Bayview surviving better than most shopping strips
Judging by vacancies I’ve counted in my latest informal walkabout study
In the March issue of Streeter, WalkAbout debunked the conventional wisdom that the new plazas on Laird Drive have been particularly hard on street-level retail business on Bayview Avenue.
Our careful, if not exactly scientific, study revealed the store-size-adjusted vacancy rate on Mt. Pleasant was 8 percent versus Bayview’s 6.5 percent.
But of course, there’s a strictly-within-Leaside comparison that perhaps should be made as well: how is the west side of Laird faring, versus Bayview? Is the plaza-side of Laird killing its west side?
In search of answers, I strolled from the Husky gas station/San Francesco’s Italian Sandwiches at Millwood Road, north, all the way to the Tao North Chinese Cuisine restaurant (formerly Leonard’s) with pad and pencil, noting all the establishments that are, were or could be retail premises.
I didn’t count the likes of the Toronto Civic Employees Union Local 416 building, nor second-floor businesses. From prior casual walks, I had suspected that Laird might be in worse shape than Bayview.
And so it is. I don’t believe the number 6.5 for Bayview has changed significantly since late winter, so Bayviewers might take Laird’s surprisingly bad — 14 percent — vacancy rate as something of a cheery result, relatively speaking.
Once again, hurrah for Bayview. And boos for Laird the plazas-bully, now turning on itself. As revolutions tend to devour their own, so too has east-Laird’s retail revolution made heads roll on the street’s staider west side.
The west side, with its repair garages, car-wash, roof-rack retailer, Mazda dealership and so forth, definitely shares a strong automotive theme with the east side.

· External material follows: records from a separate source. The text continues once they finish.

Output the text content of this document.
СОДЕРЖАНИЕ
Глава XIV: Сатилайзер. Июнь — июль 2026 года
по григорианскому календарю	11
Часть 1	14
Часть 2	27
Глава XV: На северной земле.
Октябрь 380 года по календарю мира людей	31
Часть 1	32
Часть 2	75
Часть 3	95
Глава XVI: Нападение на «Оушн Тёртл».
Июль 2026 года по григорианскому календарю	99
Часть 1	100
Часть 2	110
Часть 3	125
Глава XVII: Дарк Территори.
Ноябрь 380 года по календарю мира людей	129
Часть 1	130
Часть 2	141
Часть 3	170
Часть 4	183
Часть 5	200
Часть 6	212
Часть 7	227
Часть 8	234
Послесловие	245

Of course, as per the photo illustration, it seems bizarre that the street once featured three traffic-ticket-fighting outlets; this one went under years ago, and the building remains empty.
(Just wait till cameras are installed to monitor stop-sign infractions in Leaside. Ontario’s debt could disappear virtually overnight.)
Bear in mind that 14 percent vacant means 86 percent occupied, and that the west side of Laird remains a quirky, vibrant and varied strip featuring classic Leaside restaurants such as Olde Yorke Fish and Chips and the Golden Griddle, and busy pubs such the Local and the Leaside Pub.
From recent walks on the equivalent section of Yonge Street, I suspect that a higher vacancy rate than Bayview’s prevails there as well.
The lesson, I believe, is that things are somewhat tough all over midtown, and that the new plazas on Laird haven’t made things any easier for Yonge, Mt. Pleasant, Bayview and even Laird’s west side.
However, Bayview appears to be the hardiest survivor of the lot. Compared to the others, it’s prospering. Maybe it’s those Bayview Pixies. They’re sure making Bayview a far greater pleasure to walk along these days.